Secor was one of 12 people who testified yesterday during a sometimes testy hourlong hearing that questioned participants' political and financial motivations and left councilmen debating the merits of requiring the cameras versus setting up a task force to study security at the county's shopping centers.

Lawyers and others who represent the centers and area businesses pushed for the study, saying the issue should be vetted by experts before the council forces centers to put up cameras in the aftermath of the fatal shooting of St. Paul's School educator William A. Bassett in a Towson Town Center parking garage last month.

"We need to get those folks involved ... so we have the right solution to an awful event," said lawyer David Gildea.

But Councilman Kevin Kamenetz, who introduced the camera bill within days of Bassett's death Feb. 18, said the industry just wants to "bury this" in a review. And he noted that Towson Town recently decided to install cameras in its parking garages.

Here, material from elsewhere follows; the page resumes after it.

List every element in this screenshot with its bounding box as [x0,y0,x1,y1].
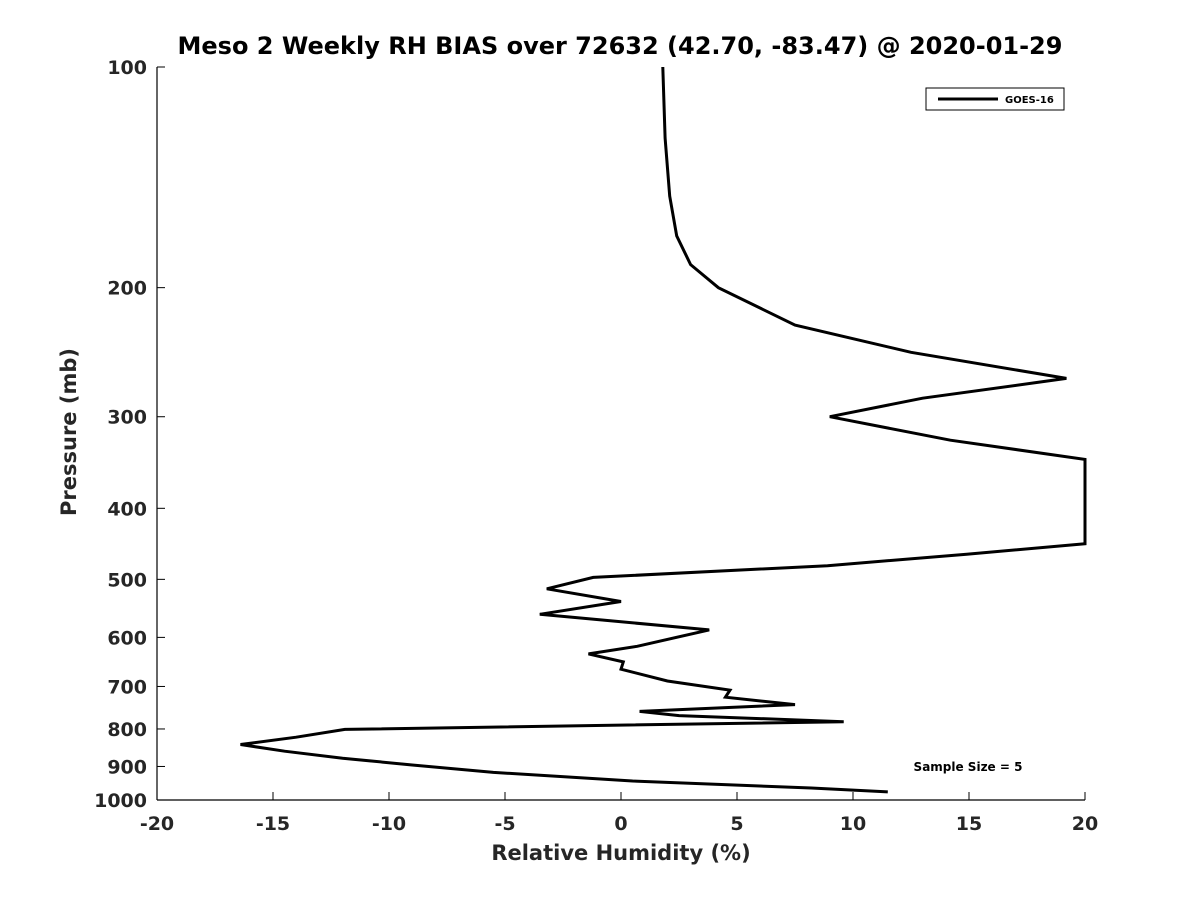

"I've got a drawer full of studies. It's actually more. It's a cabinet full of studies that go nowhere," he said. "I think we have to seize the momentum. Otherwise this is going to fall to the back burner."

Kamenetz and Councilman T. Bryan McIntire, one of the bill's three co-sponsors, said they have heard from several residents concerned about safety and have a petition signed by several hundred members of the "St. Paul's community" in support of the camera bill.

But Kamenetz said concerns about the bill from those in the industry also resulted in some proposed amendments to the original bill.

Amendments would limit those shopping centers affected by the bill to larger centers with 15 or more retail businesses, require owners to install cameras to watch over at least 75 percent of their lots during business hours instead of 100 percent 24 hours a day, and allow center owners to apply for county loans and grants to help pay for the technology.

A law requiring cameras is no different from those that require businesses to install sprinklers, Kamenetz said.

But several speakers involved with the businesses urged councilmen to instead pass a resolution suggested by Council Chairman Joseph Bartenfelder that calls county police to study the issue and make recommendations.

"I want to make sure we do the right thing in a field where we're not experienced," Bartenfelder said.

The camera bill is scheduled for a council vote Monday. It was unclear yesterday when the resolution would be on the agenda.